Bacteria were grown at 37 °C in LB medium until OD600 = 0.5–0.6. ChIP-qPCR was performed as described previously34, using monoclonal mouse anti-RpoB (Neoclone #W0002) and M2 monoclonal anti-FLAG (Sigma) antibodies. Occupancy units represent background-subtracted enrichment scores relative to transcriptionally silent regions within the bglB or ynbB genes in E. coli, and the sbcC gene in S. Typhimurium.

β-galactosidase assays

Bacterial cultures were grown at 37 °C in LB medium to an OD600 of 0.5–0.6. LB medium was supplemented with 0.2% arabinose when pBAD18 or its derivatives were used.
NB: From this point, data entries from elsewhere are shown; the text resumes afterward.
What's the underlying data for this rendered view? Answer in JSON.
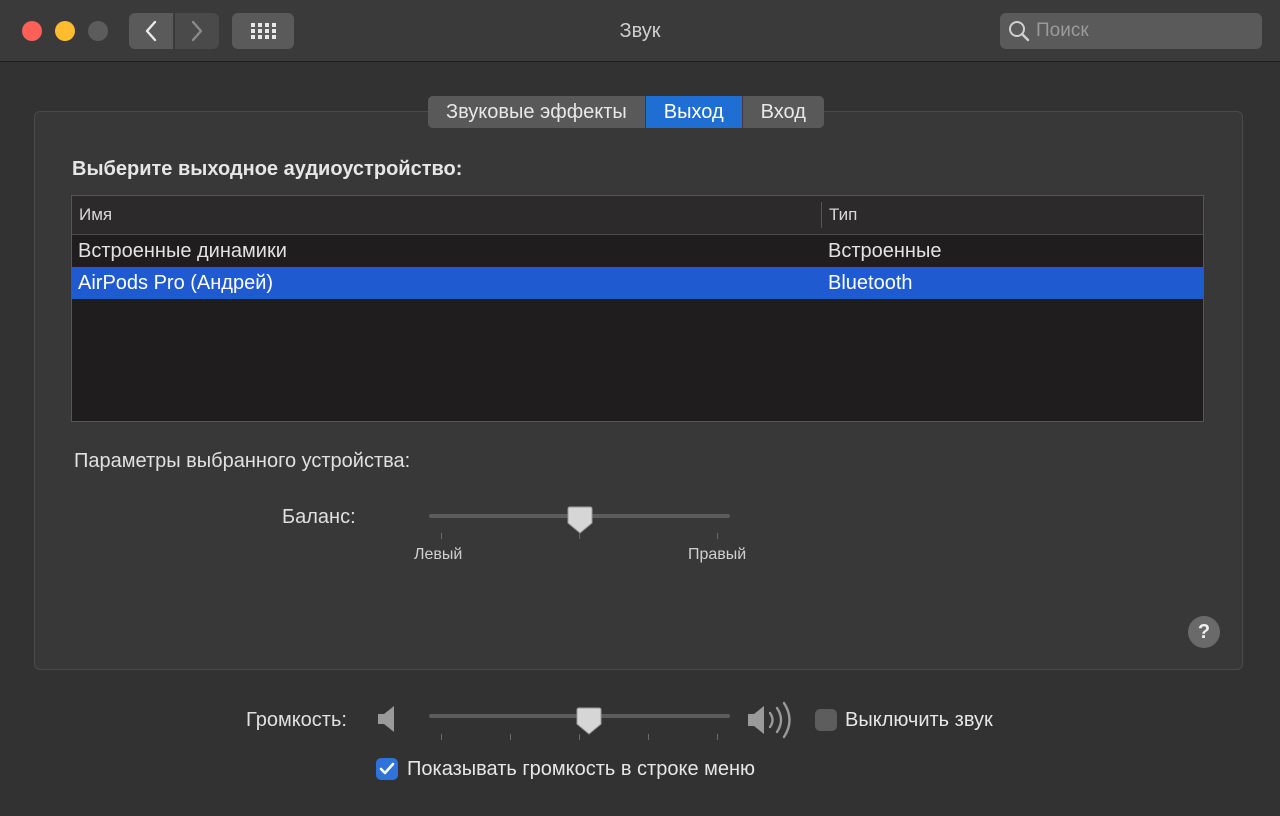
{
  "window": {
    "title": "Звук"
  },
  "toolbar": {
    "back_icon": "chevron-left-icon",
    "forward_icon": "chevron-right-icon",
    "grid_icon": "grid-icon"
  },
  "search": {
    "placeholder": "Поиск",
    "value": ""
  },
  "tabs": [
    {
      "label": "Звуковые эффекты",
      "active": false
    },
    {
      "label": "Выход",
      "active": true
    },
    {
      "label": "Вход",
      "active": false
    }
  ],
  "output": {
    "heading": "Выберите выходное аудиоустройство:",
    "columns": {
      "name": "Имя",
      "type": "Тип"
    },
    "devices": [
      {
        "name": "Встроенные динамики",
        "type": "Встроенные",
        "selected": false
      },
      {
        "name": "AirPods Pro (Андрей)",
        "type": "Bluetooth",
        "selected": true
      }
    ]
  },
  "params": {
    "label": "Параметры выбранного устройства:",
    "balance_label": "Баланс:",
    "balance_left": "Левый",
    "balance_right": "Правый",
    "balance_value": 0.5
  },
  "help": {
    "label": "?"
  },
  "volume": {
    "label": "Громкость:",
    "value": 0.53,
    "mute_label": "Выключить звук",
    "mute_checked": false,
    "show_in_menu_label": "Показывать громкость в строке меню",
    "show_in_menu_checked": true
  },
  "colors": {
    "accent": "#1f5ad1",
    "tab_active": "#1f6ed4"
  }
}
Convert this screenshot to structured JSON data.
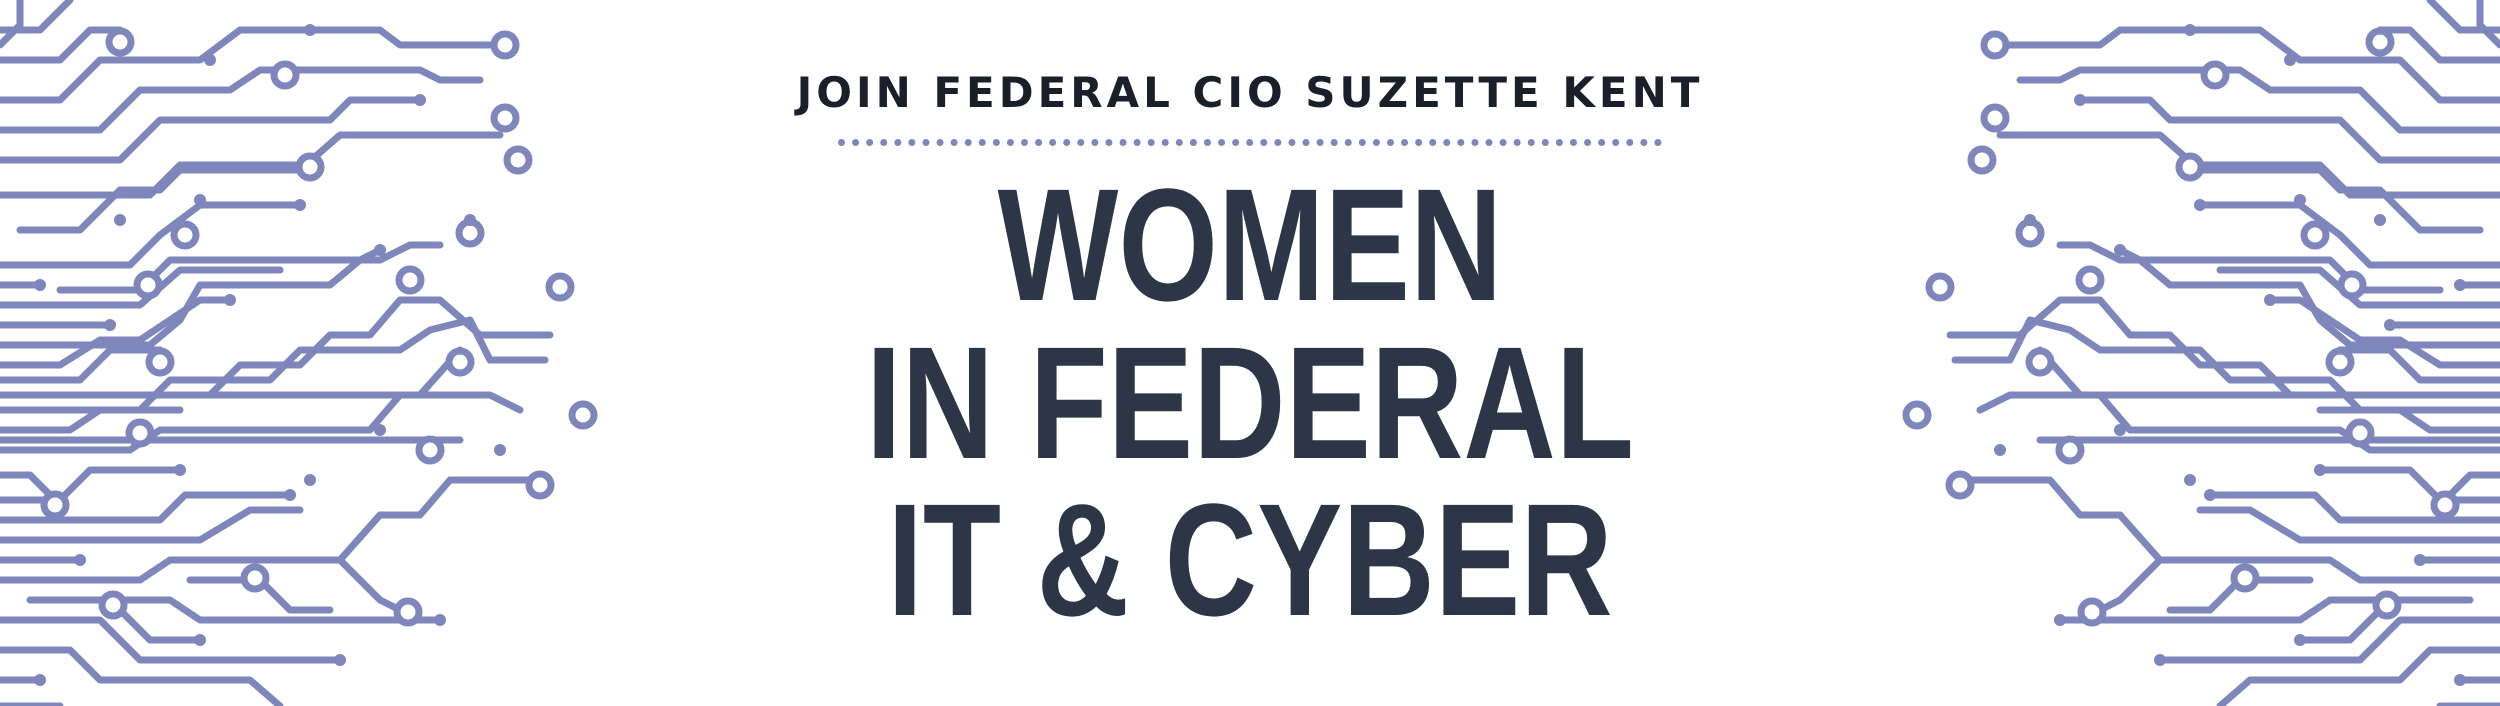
{
  "banner": {
    "subtitle": "JOIN FEDERAL CIO SUZETTE KENT",
    "title_lines": [
      "WOMEN",
      "IN FEDERAL",
      "IT & CYBER"
    ]
  },
  "colors": {
    "background": "#ffffff",
    "title_text": "#2c3646",
    "subtitle_text": "#1b1f2a",
    "circuit": "#7f86bb"
  },
  "decoration": {
    "left": "circuit-board-pattern",
    "right": "circuit-board-pattern"
  }
}
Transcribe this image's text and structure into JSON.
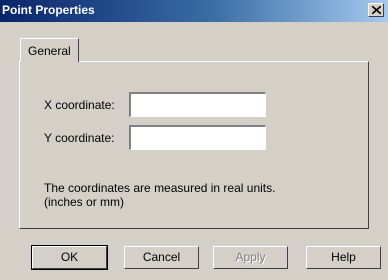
{
  "window": {
    "title": "Point Properties",
    "close_glyph": "close-icon"
  },
  "tabs": [
    {
      "label": "General",
      "selected": true
    }
  ],
  "form": {
    "x_label": "X coordinate:",
    "x_value": "",
    "y_label": "Y coordinate:",
    "y_value": "",
    "note_line1": "The coordinates are measured in real units.",
    "note_line2": "(inches or mm)"
  },
  "buttons": {
    "ok": "OK",
    "cancel": "Cancel",
    "apply": "Apply",
    "help": "Help"
  }
}
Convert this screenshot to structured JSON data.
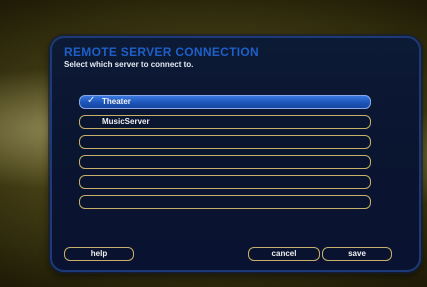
{
  "dialog": {
    "title": "REMOTE SERVER CONNECTION",
    "subtitle": "Select which server to connect to."
  },
  "servers": [
    {
      "label": "Theater",
      "selected": true
    },
    {
      "label": "MusicServer",
      "selected": false
    },
    {
      "label": "",
      "selected": false
    },
    {
      "label": "",
      "selected": false
    },
    {
      "label": "",
      "selected": false
    },
    {
      "label": "",
      "selected": false
    }
  ],
  "buttons": {
    "help": "help",
    "cancel": "cancel",
    "save": "save"
  },
  "colors": {
    "title": "#1e5fc8",
    "selected_row": "#2a62c8",
    "row_border": "#c8b06a",
    "panel_bg": "#0b1630"
  },
  "icons": {
    "selected_marker": "checkmark-icon"
  }
}
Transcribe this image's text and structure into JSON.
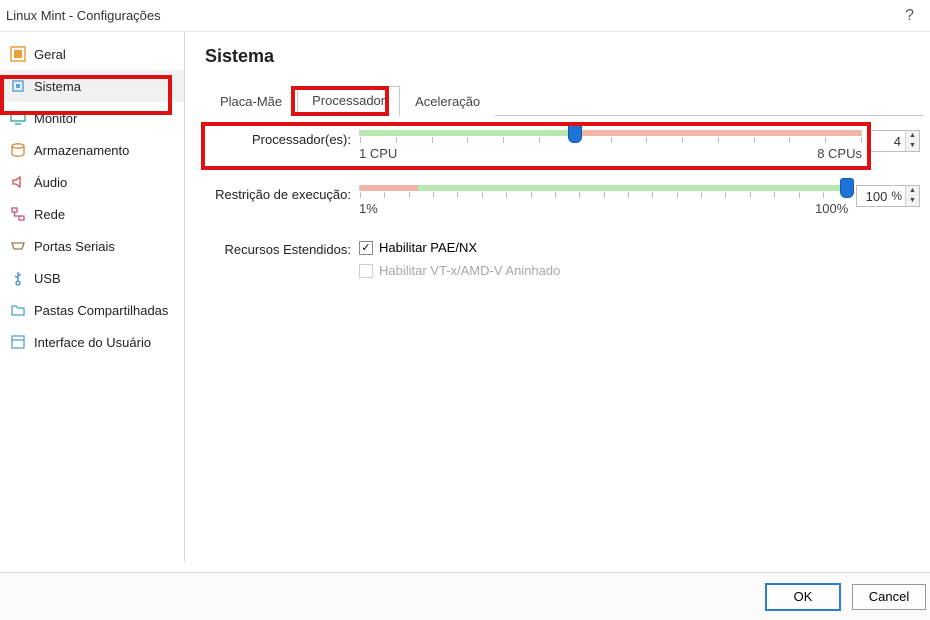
{
  "window": {
    "title": "Linux Mint - Configurações",
    "help": "?"
  },
  "sidebar": {
    "items": [
      {
        "label": "Geral"
      },
      {
        "label": "Sistema"
      },
      {
        "label": "Monitor"
      },
      {
        "label": "Armazenamento"
      },
      {
        "label": "Áudio"
      },
      {
        "label": "Rede"
      },
      {
        "label": "Portas Seriais"
      },
      {
        "label": "USB"
      },
      {
        "label": "Pastas Compartilhadas"
      },
      {
        "label": "Interface do Usuário"
      }
    ],
    "selected_index": 1
  },
  "page": {
    "title": "Sistema"
  },
  "tabs": {
    "items": [
      {
        "label": "Placa-Mãe"
      },
      {
        "label": "Processador"
      },
      {
        "label": "Aceleração"
      }
    ],
    "active_index": 1
  },
  "processor": {
    "label": "Processador(es):",
    "min_label": "1 CPU",
    "max_label": "8 CPUs",
    "value": "4",
    "slider_percent": 43,
    "green_end_pct": 43,
    "red_start_pct": 43
  },
  "exec_cap": {
    "label": "Restrição de execução:",
    "min_label": "1%",
    "max_label": "100%",
    "value": "100",
    "suffix": "%",
    "slider_percent": 100,
    "red_end_pct": 12,
    "green_start_pct": 12
  },
  "extended": {
    "label": "Recursos Estendidos:",
    "pae": {
      "label": "Habilitar PAE/NX",
      "checked": true
    },
    "nested": {
      "label": "Habilitar VT-x/AMD-V Aninhado",
      "checked": false,
      "disabled": true
    }
  },
  "footer": {
    "ok": "OK",
    "cancel": "Cancel"
  }
}
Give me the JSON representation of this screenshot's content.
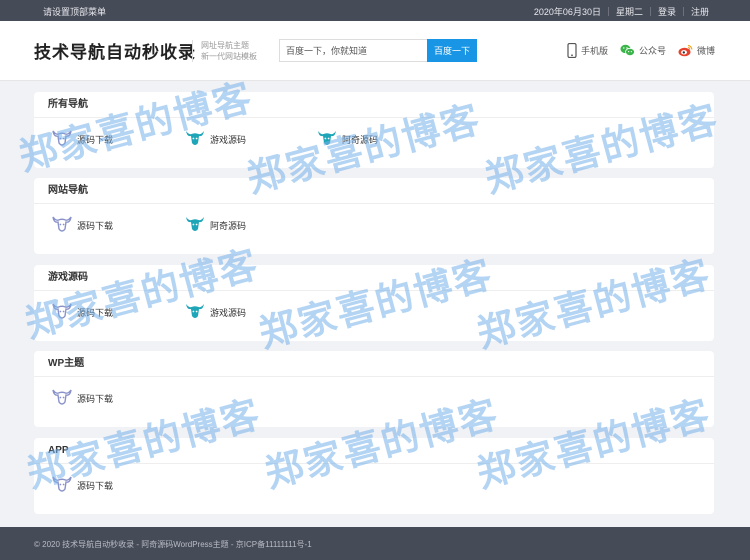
{
  "topbar": {
    "menu_label": "请设置顶部菜单",
    "date": "2020年06月30日",
    "weekday": "星期二",
    "login": "登录",
    "register": "注册"
  },
  "header": {
    "logo": "技术导航自动秒收录",
    "slogan_line1": "网址导航主题",
    "slogan_line2": "新一代网站模板",
    "search_placeholder": "百度一下，你就知道",
    "search_button": "百度一下",
    "links": {
      "mobile": "手机版",
      "wechat": "公众号",
      "weibo": "微博"
    }
  },
  "sections": [
    {
      "title": "所有导航",
      "items": [
        {
          "label": "源码下载",
          "icon_color": "#8a93c9"
        },
        {
          "label": "游戏源码",
          "icon_color": "#1ea6b8"
        },
        {
          "label": "阿奇源码",
          "icon_color": "#1ea6b8"
        }
      ]
    },
    {
      "title": "网站导航",
      "items": [
        {
          "label": "源码下载",
          "icon_color": "#8a93c9"
        },
        {
          "label": "阿奇源码",
          "icon_color": "#1ea6b8"
        }
      ]
    },
    {
      "title": "游戏源码",
      "items": [
        {
          "label": "源码下载",
          "icon_color": "#8a93c9"
        },
        {
          "label": "游戏源码",
          "icon_color": "#1ea6b8"
        }
      ]
    },
    {
      "title": "WP主题",
      "items": [
        {
          "label": "源码下载",
          "icon_color": "#8a93c9"
        }
      ]
    },
    {
      "title": "APP",
      "items": [
        {
          "label": "源码下载",
          "icon_color": "#8a93c9"
        }
      ]
    }
  ],
  "footer": {
    "text": "© 2020 技术导航自动秒收录 - 阿奇源码WordPress主题 - 京ICP备11111111号-1"
  },
  "watermark": {
    "text": "郑家喜的博客"
  },
  "colors": {
    "topbar_bg": "#464b58",
    "accent": "#1896e5",
    "watermark": "#76b0ea"
  }
}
A volume of 100–200 μL of culture was pelleted and resuspended in 800 μL of Z buffer (0.06 M Na2HPO4, 0.04 M NaH2PO4, 0.01 M KCl, 0.001 M MgSO4) supplemented with β-mercaptoethanol (50 mm final concentration), sodium dodecyl sulfate (0.001% final concentration), and 20 μL chloroform. Assays were initiated by adding 160 μL of 2-nitrophenyl β-d-galactopyranoside (4 mg/mL) and stopped by adding 400 μL of 1 M Na2CO3. The duration of the reaction and OD420 readings were recorded and β-galactosidase activity units were calculated as 1000× (A420/(A600)(timemin)).

Western blotting

Bacteria were grown at 37 °C in LB to an OD600 of 0.5–0.6. Cell pellets were boiled in gel loading dye, separated on gradient polyacrylamide gels (Bio-Rad), and transferred to a polyvinylidene fluoride membrane (Thermo Scientific). The membrane was cut in half at the 50 kDa molecular marker. The upper part of the membrane was probed with control mouse monoclonal anti-RpoC (BioLegend) antibody at 1:4000 dilution, and the lower part was probed with mouse monoclonal M2 anti-FLAG (Sigma) antibody at 1:10,000 dilution. Goat anti-mouse horseradish peroxidase-conjugated antibody was used for secondary probing at 1:20,000 dilution. Both parts of the membrane were always processed in parallel. Blots were developed with Clarity™ Western ECL Substrate (Bio-Rad).

Sequence alignment of suhB upstream regions

We extracted 100 bp of upstream sequence for suhB homologues in 19 species of the family Enterobacteriaciae, and aligned the sequences using MUSCLE38 (Supplementary Fig. 2). To determine the % match to E. coli at each position, we added 1 to the number of perfect matches (to account for the E. coli sequence), divided by 20 (to account for the 20 species in the alignment), and converted to a percentage.

Identification of putative boxA sequences in γ-proteobacterial genomes

We searched all sequenced γ-proteobacterial genomes for annotated protein-coding genes with the sequence GYTCTTTAANA within the 50 nt upstream of the annotated gene start. We compared gene functions using COG annotations39.

Data availability

All relevant data supporting the findings of the study are available in this article and its Supplementary Information files. All computer codes are available from the corresponding author upon request.